Cho. Many a fate doth Zeus dispense, high on his Olympian throne; oft do the gods bring things to pass beyond man’s expectation; that, which we thought would be, is not fulfilled, while for the unlooked-for god finds out a way; and such hath been the issue of this matter.



  1. πεσσοὺς literally the game itself; here explained by the Scholiast as the place where it was habitually played.
  2. So MSS. ἀπλήστου. Elmsley, whom many editors have followed, proposed ἀπλάτου=”terrible.”
  3. καὶ πότνι᾽ Ἄρτεμι, corrupt and pointless. The reading here adopted by the translator is καὶ πόσις, ἄρτι με, suggested by Munro (Journal of Philology, No. 22, p. 275) πόσις=Zeus.
  4. To extract any satisfactory meaning from this passage, as it stands in our editions, seems an almost impossible task, to judge from the attempts at present made. I have not ventured to alter Paley’s text, or proposed interpretation, unsatisfactory as it seems to me. Verrall’s emendations, though bold in the extreme, do at least make the Greek intelligible, and to his ingenious note I would refer the curious.
  5. This line is inclosed by most editors in brackets as an interpolation from 808 below, where it is in place.
  6. Sisyphus was the founder of the royal house of Corinth.
  7. Verrall proposes to read στέγοι “protect,” for MSS. στέργοι.
  8. i.e., enjoined strict chastity.
  9. The Schol. gives two interpretations of φροῦδος. (1) “I am ruined as far as begetting children goes.” (2) “I am entirely devoted to doing so.” Neither is satisfactory owing to want of parallel passages.
  10. i.e., as well as Jason.
  11. To avoid the very doubtful form μεθεῖς=μεθείης some read μεθεῖ᾽ ἄν.
  12. Reading ἐνώμοτος. Hermann changes καὶ into μὴ. A simpler change, supported by a Schol., and one MS., would be to read ἀνώμοτος=”whereas if thou only make a verbal compact, without oath, thou mightest be persuaded,” etc. The whole passage is, as it stands, probably corrupt; numerous emendations have been proposed. If the above emendation be adopted, it will be necessary to alter οὐκ ἂν πίθοιο for which Munro proposed ὀκνῶν πίθοιο=”and fearing their demands of surrender thou mightest yield.” Wecklein, τάχ᾽ ἂν πίθοι σε (adopted by Nauck), is tempting.

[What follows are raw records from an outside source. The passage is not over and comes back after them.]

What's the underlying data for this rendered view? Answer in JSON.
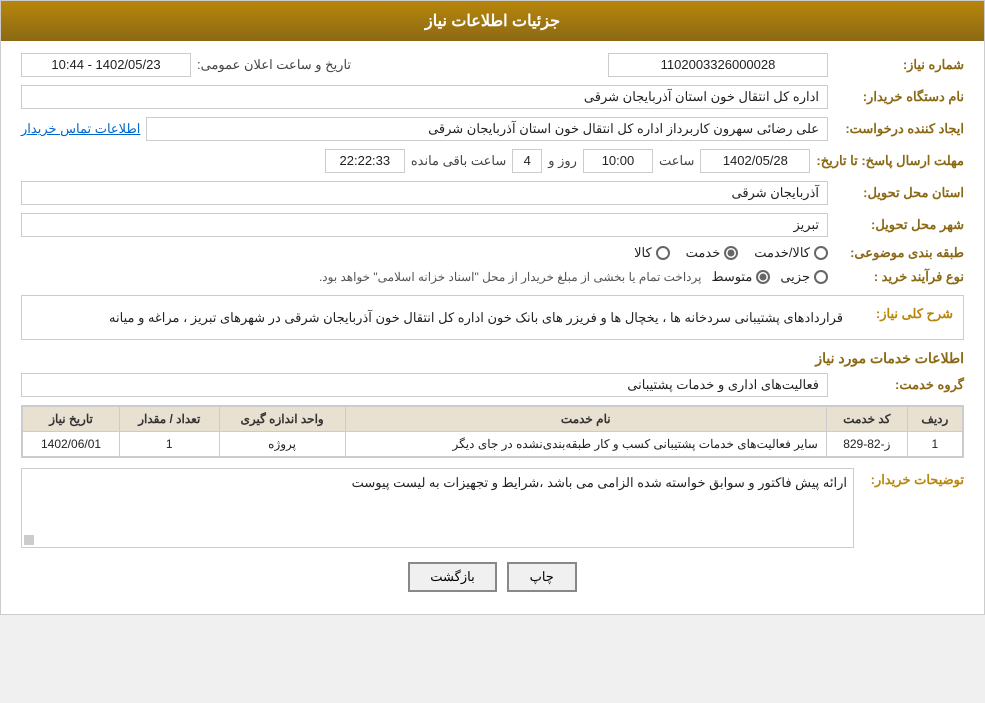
{
  "header": {
    "title": "جزئیات اطلاعات نیاز"
  },
  "fields": {
    "request_number_label": "شماره نیاز:",
    "request_number_value": "1102003326000028",
    "announcement_date_label": "تاریخ و ساعت اعلان عمومی:",
    "announcement_date_value": "1402/05/23 - 10:44",
    "buyer_org_label": "نام دستگاه خریدار:",
    "buyer_org_value": "اداره کل انتقال خون استان آذربایجان شرقی",
    "requester_label": "ایجاد کننده درخواست:",
    "requester_value": "علی رضائی سهرون کاربرداز اداره کل انتقال خون استان آذربایجان شرقی",
    "contact_link": "اطلاعات تماس خریدار",
    "response_deadline_label": "مهلت ارسال پاسخ: تا تاریخ:",
    "response_date_value": "1402/05/28",
    "response_time_label": "ساعت",
    "response_time_value": "10:00",
    "response_days_label": "روز و",
    "response_days_value": "4",
    "response_remaining_label": "ساعت باقی مانده",
    "response_remaining_value": "22:22:33",
    "delivery_province_label": "استان محل تحویل:",
    "delivery_province_value": "آذربایجان شرقی",
    "delivery_city_label": "شهر محل تحویل:",
    "delivery_city_value": "تبریز",
    "category_label": "طبقه بندی موضوعی:",
    "category_options": [
      {
        "label": "کالا",
        "selected": false
      },
      {
        "label": "خدمت",
        "selected": true
      },
      {
        "label": "کالا/خدمت",
        "selected": false
      }
    ],
    "purchase_type_label": "نوع فرآیند خرید :",
    "purchase_type_options": [
      {
        "label": "جزیی",
        "selected": false
      },
      {
        "label": "متوسط",
        "selected": true
      }
    ],
    "purchase_type_note": "پرداخت تمام یا بخشی از مبلغ خریدار از محل \"اسناد خزانه اسلامی\" خواهد بود.",
    "general_desc_label": "شرح کلی نیاز:",
    "general_desc_value": "قراردادهای پشتیبانی سردخانه ها ، یخچال ها و فریزر های بانک خون اداره کل انتقال خون آذربایجان شرقی در شهرهای تبریز ، مراغه و میانه",
    "services_section_title": "اطلاعات خدمات مورد نیاز",
    "service_group_label": "گروه خدمت:",
    "service_group_value": "فعالیت‌های اداری و خدمات پشتیبانی",
    "table": {
      "headers": [
        "ردیف",
        "کد خدمت",
        "نام خدمت",
        "واحد اندازه گیری",
        "تعداد / مقدار",
        "تاریخ نیاز"
      ],
      "rows": [
        {
          "row_num": "1",
          "service_code": "ز-82-829",
          "service_name": "سایر فعالیت‌های خدمات پشتیبانی کسب و کار طبقه‌بندی‌نشده در جای دیگر",
          "unit": "پروژه",
          "quantity": "1",
          "date": "1402/06/01"
        }
      ]
    },
    "buyer_notes_label": "توضیحات خریدار:",
    "buyer_notes_value": "ارائه پیش فاکتور و سوابق خواسته شده الزامی می باشد ،شرایط و تجهیزات به لیست پیوست"
  },
  "buttons": {
    "print_label": "چاپ",
    "back_label": "بازگشت"
  }
}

  13. Porson condemns these two lines.
  14. Reading χώρας with Reiske. The passage is corrupt, and possibly some word is lost.
  15. Of the numerous emendations of this corrupt passage, Nauck’s τέκνον for τέκνοις is the simplest, if it goes far enough. Verrall suggests that a word has fallen out after the second ἣ and conjectures μένος ἁ τέχναν. This is not less satisfactory than most of the emendations.

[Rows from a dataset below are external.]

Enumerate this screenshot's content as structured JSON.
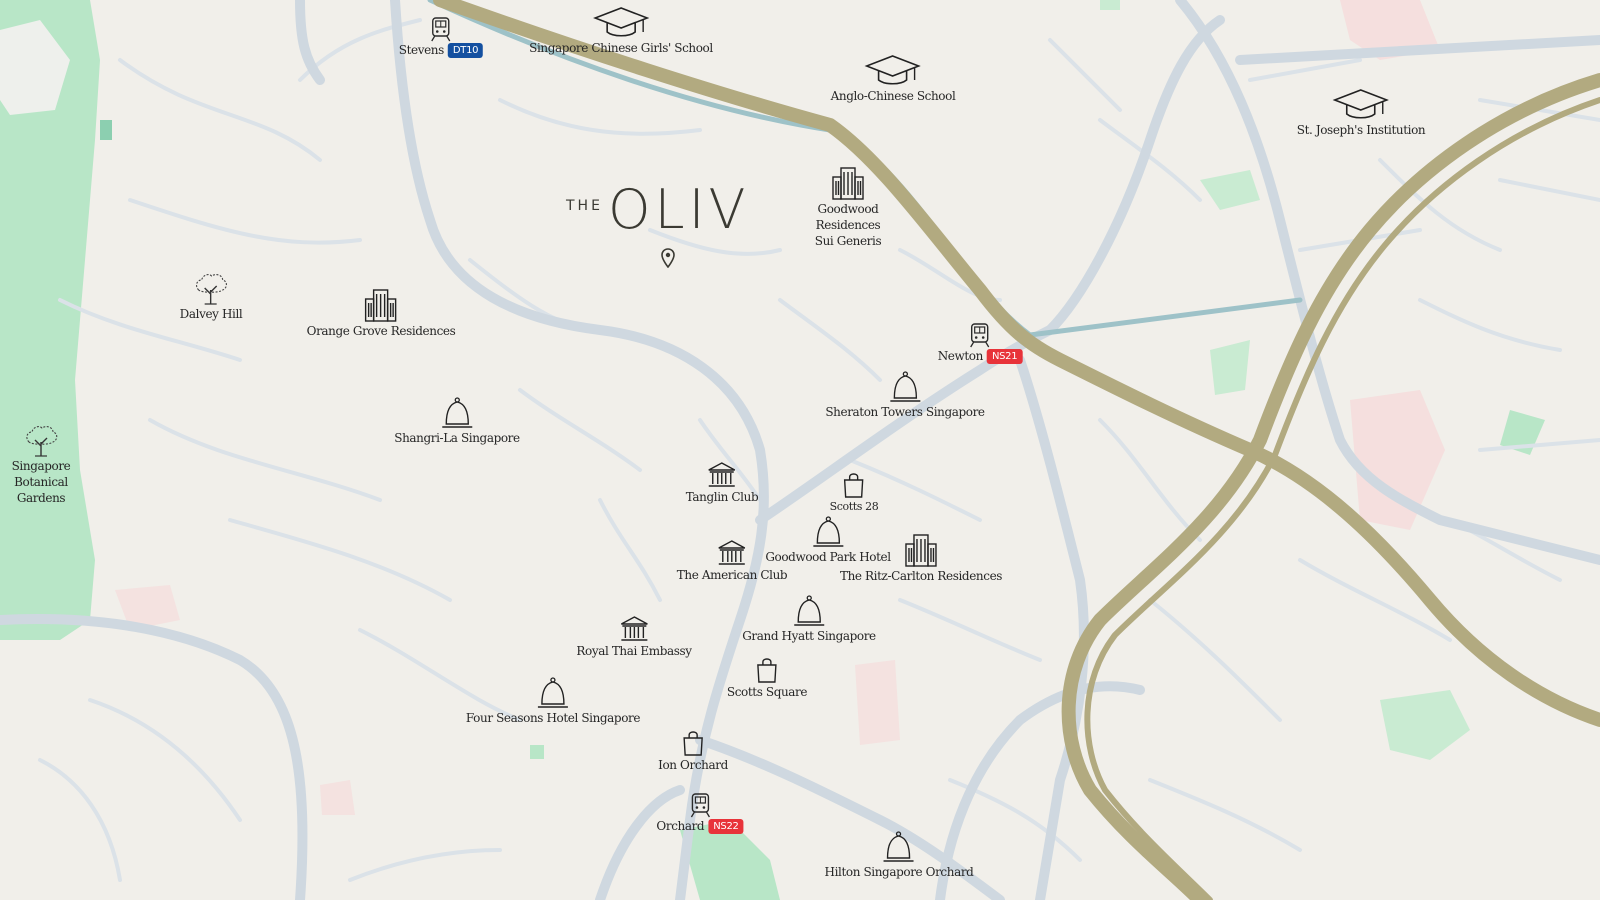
{
  "brand": {
    "prefix": "THE",
    "name": "OLIV"
  },
  "colors": {
    "land": "#f1efea",
    "road": "#d1d9e0",
    "expressway": "#b2aa80",
    "rail": "#9ec2c8",
    "park": "#b8e6c7",
    "zone_pink": "#f7d8d8",
    "badge_downtown": "#1450a0",
    "badge_north_south": "#e8333a"
  },
  "stations": [
    {
      "id": "stevens",
      "label": "Stevens",
      "code": "DT10",
      "line_color": "#1450a0",
      "icon": "train-icon"
    },
    {
      "id": "newton",
      "label": "Newton",
      "code": "NS21",
      "line_color": "#e8333a",
      "icon": "train-icon"
    },
    {
      "id": "orchard",
      "label": "Orchard",
      "code": "NS22",
      "line_color": "#e8333a",
      "icon": "train-icon"
    }
  ],
  "schools": [
    {
      "id": "scgs",
      "label": "Singapore Chinese Girls' School",
      "icon": "graduation-cap-icon"
    },
    {
      "id": "acs",
      "label": "Anglo-Chinese School",
      "icon": "graduation-cap-icon"
    },
    {
      "id": "sji",
      "label": "St. Joseph's Institution",
      "icon": "graduation-cap-icon"
    }
  ],
  "residences": [
    {
      "id": "goodwood",
      "label": "Goodwood Residences\nSui Generis",
      "icon": "building-icon"
    },
    {
      "id": "orange-grove",
      "label": "Orange Grove Residences",
      "icon": "building-icon"
    },
    {
      "id": "ritz",
      "label": "The Ritz-Carlton Residences",
      "icon": "building-icon"
    }
  ],
  "parks": [
    {
      "id": "dalvey",
      "label": "Dalvey Hill",
      "icon": "tree-icon"
    },
    {
      "id": "botanic",
      "label": "Singapore\nBotanical\nGardens",
      "icon": "tree-icon"
    }
  ],
  "hotels": [
    {
      "id": "sheraton",
      "label": "Sheraton Towers Singapore",
      "icon": "bell-icon"
    },
    {
      "id": "shangri-la",
      "label": "Shangri-La Singapore",
      "icon": "bell-icon"
    },
    {
      "id": "goodwood-park",
      "label": "Goodwood Park Hotel",
      "icon": "bell-icon"
    },
    {
      "id": "grand-hyatt",
      "label": "Grand Hyatt Singapore",
      "icon": "bell-icon"
    },
    {
      "id": "four-seasons",
      "label": "Four Seasons Hotel Singapore",
      "icon": "bell-icon"
    },
    {
      "id": "hilton",
      "label": "Hilton Singapore Orchard",
      "icon": "bell-icon"
    }
  ],
  "clubs": [
    {
      "id": "tanglin",
      "label": "Tanglin Club",
      "icon": "classical-building-icon"
    },
    {
      "id": "american",
      "label": "The American Club",
      "icon": "classical-building-icon"
    },
    {
      "id": "thai-embassy",
      "label": "Royal Thai Embassy",
      "icon": "classical-building-icon"
    }
  ],
  "shopping": [
    {
      "id": "scotts28",
      "label": "Scotts 28",
      "icon": "shopping-bag-icon"
    },
    {
      "id": "scotts-square",
      "label": "Scotts Square",
      "icon": "shopping-bag-icon"
    },
    {
      "id": "ion",
      "label": "Ion Orchard",
      "icon": "shopping-bag-icon"
    }
  ]
}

  16. ἀρτίδακρυς. The Schol. explains this word as “ready to shed tears,” but ἄρτι, as Mr. Evelyn Abbott points out, can scarcely bear such a meaning. (Cf., in Heberden’s edition of the Medea, his note.)
  17. i.e. ἀλλοίους. This word is not elsewhere used in tragedy, and has therefore been suspected. Heimsoethius conjectures παρεμπολῶντι δευτέρους, Dindorf δώμασιν.

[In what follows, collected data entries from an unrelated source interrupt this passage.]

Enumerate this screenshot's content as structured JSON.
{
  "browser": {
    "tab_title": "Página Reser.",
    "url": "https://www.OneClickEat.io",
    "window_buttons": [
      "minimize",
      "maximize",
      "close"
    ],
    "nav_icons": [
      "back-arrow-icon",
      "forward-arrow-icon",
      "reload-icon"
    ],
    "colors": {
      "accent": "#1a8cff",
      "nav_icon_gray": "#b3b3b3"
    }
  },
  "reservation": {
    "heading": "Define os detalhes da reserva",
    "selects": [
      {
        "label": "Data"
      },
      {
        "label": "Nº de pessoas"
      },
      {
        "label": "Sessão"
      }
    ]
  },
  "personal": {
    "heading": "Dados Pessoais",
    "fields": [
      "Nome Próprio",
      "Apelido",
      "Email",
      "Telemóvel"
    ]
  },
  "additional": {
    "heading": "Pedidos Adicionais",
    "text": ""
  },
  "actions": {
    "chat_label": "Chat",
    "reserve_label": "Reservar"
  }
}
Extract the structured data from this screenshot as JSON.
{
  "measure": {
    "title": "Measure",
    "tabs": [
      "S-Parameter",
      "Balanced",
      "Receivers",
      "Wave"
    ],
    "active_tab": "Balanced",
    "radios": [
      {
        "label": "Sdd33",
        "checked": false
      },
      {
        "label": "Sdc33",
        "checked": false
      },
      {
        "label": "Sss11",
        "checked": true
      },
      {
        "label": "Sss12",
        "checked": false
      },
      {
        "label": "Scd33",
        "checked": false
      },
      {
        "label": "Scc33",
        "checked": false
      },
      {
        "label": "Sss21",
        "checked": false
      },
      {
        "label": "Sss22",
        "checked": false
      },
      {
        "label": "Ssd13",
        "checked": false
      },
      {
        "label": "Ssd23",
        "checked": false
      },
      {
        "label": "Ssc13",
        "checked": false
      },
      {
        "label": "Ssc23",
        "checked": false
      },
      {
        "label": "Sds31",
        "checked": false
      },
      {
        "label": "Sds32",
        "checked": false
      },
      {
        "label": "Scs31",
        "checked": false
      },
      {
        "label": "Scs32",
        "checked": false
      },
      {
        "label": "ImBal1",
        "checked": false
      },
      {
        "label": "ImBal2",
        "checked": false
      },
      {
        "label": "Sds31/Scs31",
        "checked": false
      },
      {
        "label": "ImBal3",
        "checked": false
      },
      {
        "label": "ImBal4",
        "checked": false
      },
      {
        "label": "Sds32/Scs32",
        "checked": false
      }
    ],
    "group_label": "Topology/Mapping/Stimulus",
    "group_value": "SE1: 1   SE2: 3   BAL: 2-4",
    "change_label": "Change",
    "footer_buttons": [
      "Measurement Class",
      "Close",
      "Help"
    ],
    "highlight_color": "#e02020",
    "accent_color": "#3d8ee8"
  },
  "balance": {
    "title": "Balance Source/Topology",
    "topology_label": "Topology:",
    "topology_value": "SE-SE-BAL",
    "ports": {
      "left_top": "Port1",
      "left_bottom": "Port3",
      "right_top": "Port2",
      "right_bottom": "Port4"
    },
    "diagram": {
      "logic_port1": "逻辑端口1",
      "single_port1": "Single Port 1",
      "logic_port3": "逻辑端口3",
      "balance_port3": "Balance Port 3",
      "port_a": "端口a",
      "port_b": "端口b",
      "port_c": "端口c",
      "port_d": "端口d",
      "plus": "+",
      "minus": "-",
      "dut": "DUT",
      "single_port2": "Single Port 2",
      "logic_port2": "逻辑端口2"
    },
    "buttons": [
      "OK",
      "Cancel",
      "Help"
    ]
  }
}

  18. Reading πρόεσθαι for which Badham proposes πρόσεσθαι, “indulge my mind in gentle thoughts.”
  19. At Athens.
  20. Reading κυοήσει (Ald. et Schol.). The MSS. vary between κυρήσας, σαι, σει.
  21. τένοντ᾽ ἐς ὀρθὸν σκοπουμένη, (1) she stretches out her foot to see how the robe falls over it (Paley), (2) she stands on tiptoe and looks back to see how the dress hangs behind = erecto pede (Pflugk).
  22. Any sudden seizure was ascribed to Pan’s agency.
  23. The reading is doubtful, still more the meaning. The conjecture ἀνελθών is adopted here, with Musgrave’s ἂν ἥπτετο for ἀνθήπτετο. ἀνελθὼν κῶλον ἑκπλέθρου δρόμου. This would mean, her swoon lasted as long as a man would take to go and return the distance of six plethra. The κῶλον then must be the ‘limb, lap’ of the course up to the turning post.
  24. The construction is intentionally irregular. Her emotion prevents a grammatical completion of the sentence.
  25. This use of ἀμείβεται is so unusual that the passage is open to grave suspicion. The three following lines are extremely confused and probably corrupt. Weil proposes ἐπέγειρεν for ἐπὶ γαῖαν; var. lect. for ξυνῳδὰ is ξύνοιδα.
  26. This is Euripides’ version of the legend, not the usual one; which makes Athamas the father go mad and kill one son, while Ino leaps into the sea with the other.
  27. Reading οἶμαι with Tyrrwhitt.
  28. Legend told how Jason was slain by a beam falling on him as he lay asleep under the shadow of his ship Argo.